Лак высох, а она лжет: ей нравится мнимая покорность Хильды, мраморное спокойствие тела. Рубашка складками собирается на плоском животе, проминается под жесткими подтяжками. На пол падают салфетки с пятнами цвета "вермильон", и в них, как в гнездо, баронесса опускает закрытый флакончик. "Как же вы его любите" - рассеянно пророчествует она, ни секунды не предполагая, что пророчество сбудется. Пока еще рано загадывать, сама Хильда, конечно, не принимает эти слова на веру, пропускает мимо ушей. Разве не отравляют ее замечаниями пострашнее: "Ах, согласитесь, вы и его величество были бы отличной парой... а каких умных детей вы бы зачали, вы только подумайте!" - а она - разве она не пожимает плечами, отвечая хладнокровно, что не собирается замуж? "Это мы чудесно смотримся вместе, - эгоистично думает баронесса и к губам прижимает ее хрупкую стопу, - это мы - отличная пара, я и она". А Хильда раскидывает руки - крестом, будто не для объятий, и произносит ровно:
- И все-таки вас не смущает, что сейчас мы преступим действующий закон?
- Отжившие свое законы, несправедливые, абсурдные законы надо либо отменять, либо нарушать, я на этом твердо стою и не могу иначе. А этот закон устарел в день принятия и даже еще раньше, в него одну-единственную поправку внесли пятьсот лет назад: сделали расстрел вместо сожжения на костре.
- Ну, это за содомию. В содомии нас с вами не обвинят.

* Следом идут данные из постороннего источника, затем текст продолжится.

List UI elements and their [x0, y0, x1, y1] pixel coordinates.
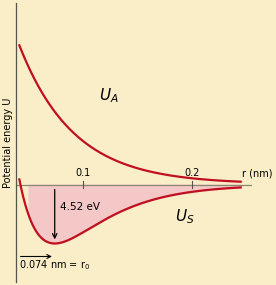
- Text: 4.52 eV: 4.52 eV: [60, 202, 100, 212]
- Text: 0.1: 0.1: [75, 168, 91, 178]
- Text: $U_A$: $U_A$: [99, 86, 119, 105]
- Text: r (nm): r (nm): [242, 168, 272, 178]
- Text: 0.2: 0.2: [184, 168, 200, 178]
- Text: $U_S$: $U_S$: [176, 207, 195, 226]
- Text: 0.074 nm = r$_0$: 0.074 nm = r$_0$: [19, 258, 90, 272]
- Y-axis label: Potential energy U: Potential energy U: [3, 97, 13, 188]
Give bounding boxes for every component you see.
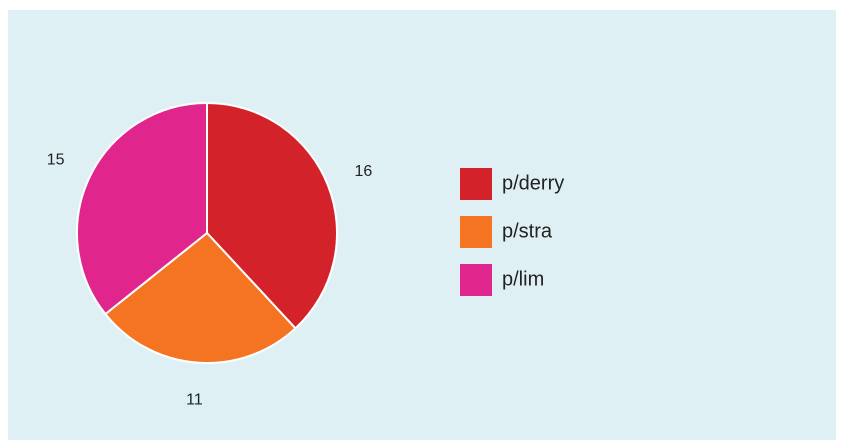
legend-label: p/derry [502,172,564,194]
legend-swatch [460,264,492,296]
legend-label: p/stra [502,220,553,242]
legend-swatch [460,168,492,200]
pie-slice [206,101,338,330]
legend-label: p/lim [502,268,544,290]
legend-swatch [460,216,492,248]
pie-slice [76,101,208,316]
data-label: 15 [47,151,65,168]
pie-slice [103,231,297,364]
data-label: 11 [186,392,203,409]
data-label: 16 [354,163,372,180]
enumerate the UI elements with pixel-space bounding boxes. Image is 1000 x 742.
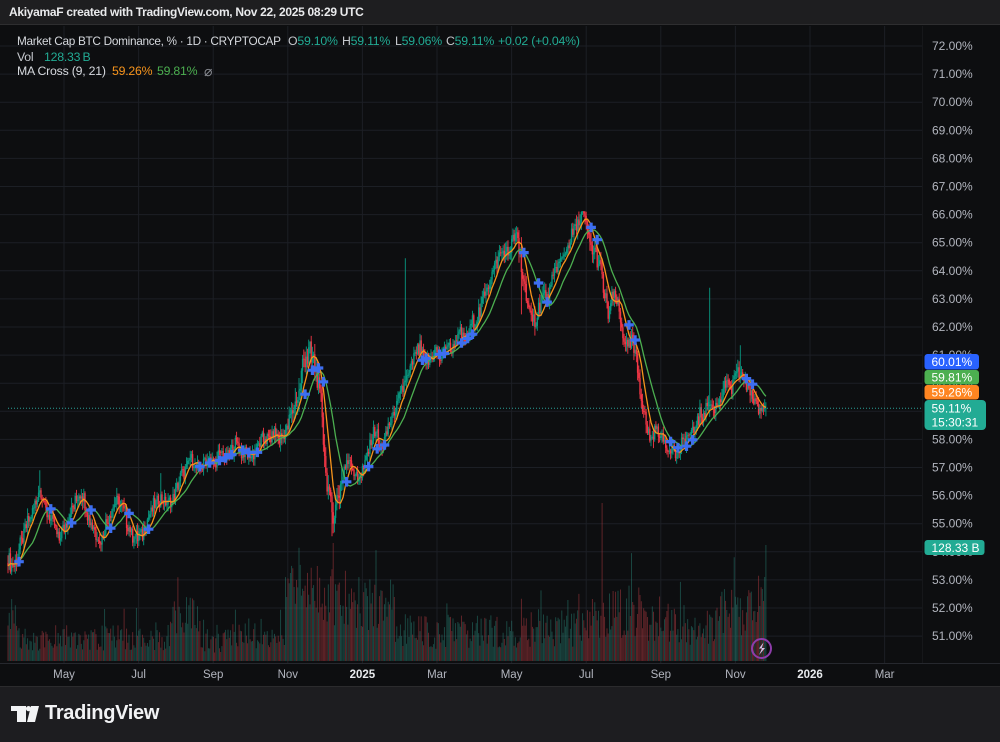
svg-text:Mar: Mar <box>875 669 895 681</box>
svg-text:72.00%: 72.00% <box>932 39 973 53</box>
svg-text:56.00%: 56.00% <box>932 489 973 503</box>
svg-text:60.01%: 60.01% <box>932 355 973 369</box>
svg-text:64.00%: 64.00% <box>932 264 973 278</box>
svg-text:71.00%: 71.00% <box>932 67 973 81</box>
svg-text:Nov: Nov <box>725 669 746 681</box>
svg-text:Nov: Nov <box>278 669 299 681</box>
svg-text:15:30:31: 15:30:31 <box>932 416 979 430</box>
svg-text:May: May <box>53 669 75 681</box>
svg-text:128.33 B: 128.33 B <box>932 541 980 555</box>
svg-text:Jul: Jul <box>131 669 146 681</box>
svg-text:59.11%: 59.11% <box>932 402 972 416</box>
svg-text:Mar: Mar <box>427 669 447 681</box>
svg-text:Jul: Jul <box>579 669 594 681</box>
svg-text:69.00%: 69.00% <box>932 123 973 137</box>
svg-text:66.00%: 66.00% <box>932 208 973 222</box>
svg-text:Sep: Sep <box>203 669 223 681</box>
svg-text:59.26%: 59.26% <box>932 386 973 400</box>
svg-text:51.00%: 51.00% <box>932 629 973 643</box>
svg-text:68.00%: 68.00% <box>932 151 973 165</box>
svg-text:53.00%: 53.00% <box>932 573 973 587</box>
svg-text:57.00%: 57.00% <box>932 461 973 475</box>
svg-text:Sep: Sep <box>651 669 671 681</box>
svg-text:55.00%: 55.00% <box>932 517 973 531</box>
svg-text:70.00%: 70.00% <box>932 95 973 109</box>
svg-text:65.00%: 65.00% <box>932 236 973 250</box>
svg-text:62.00%: 62.00% <box>932 320 973 334</box>
svg-text:59.81%: 59.81% <box>932 371 973 385</box>
svg-text:67.00%: 67.00% <box>932 180 973 194</box>
svg-text:2025: 2025 <box>350 669 376 681</box>
svg-text:2026: 2026 <box>797 669 823 681</box>
svg-text:58.00%: 58.00% <box>932 432 973 446</box>
svg-text:May: May <box>501 669 523 681</box>
svg-text:63.00%: 63.00% <box>932 292 973 306</box>
svg-text:52.00%: 52.00% <box>932 601 973 615</box>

- А в чем нас обвинят? - спрашивает баронесса, снимая платье. - Вы помните точно?
- Не помню.
Непременно надо будет сжечь черновики. Увлекшись воспоминаниями, она вновь забывает об осторожности, она рисует бездумно - и на листе возникают маленькие наброски, которые могут повредить репутации императрицы вернее обдуманных и необдуманных слов. До чего же занимательно смотреть на себя со стороны, отражаться, как в зеркале, в объятиях Хильды. Вкус вишен размыт в ее слюне, разогретые руки и ноги опаляют, а маленькая грудь так прохладна, будто Хильда только что из озера вышла, после купания легла в постель. Чувственная память сильна: баронесса ощущает заново каждую ласку и торопится, и все быстрее водит ручкой, меняет кадры, как в кинематографе. Эротические фильмы тогда были под запретом, сейчас разрешены, и в том есть заслуга императрицы. Думала ли она о пятнах вишневого сока на белой рубашке, когда подписывала указ об упразднении цензуры? Все, что случилось с ней в тот день, повторяется заново: баронесса проводит ее, арестованную, по коридорам, целует и отстегивает подтяжки, раздевает, как куклу, и в руки берет. И зачерняет ей кончики пальцев - это острые ногти накрашены, красным лаком залиты (и нескоро Хильда смоет его).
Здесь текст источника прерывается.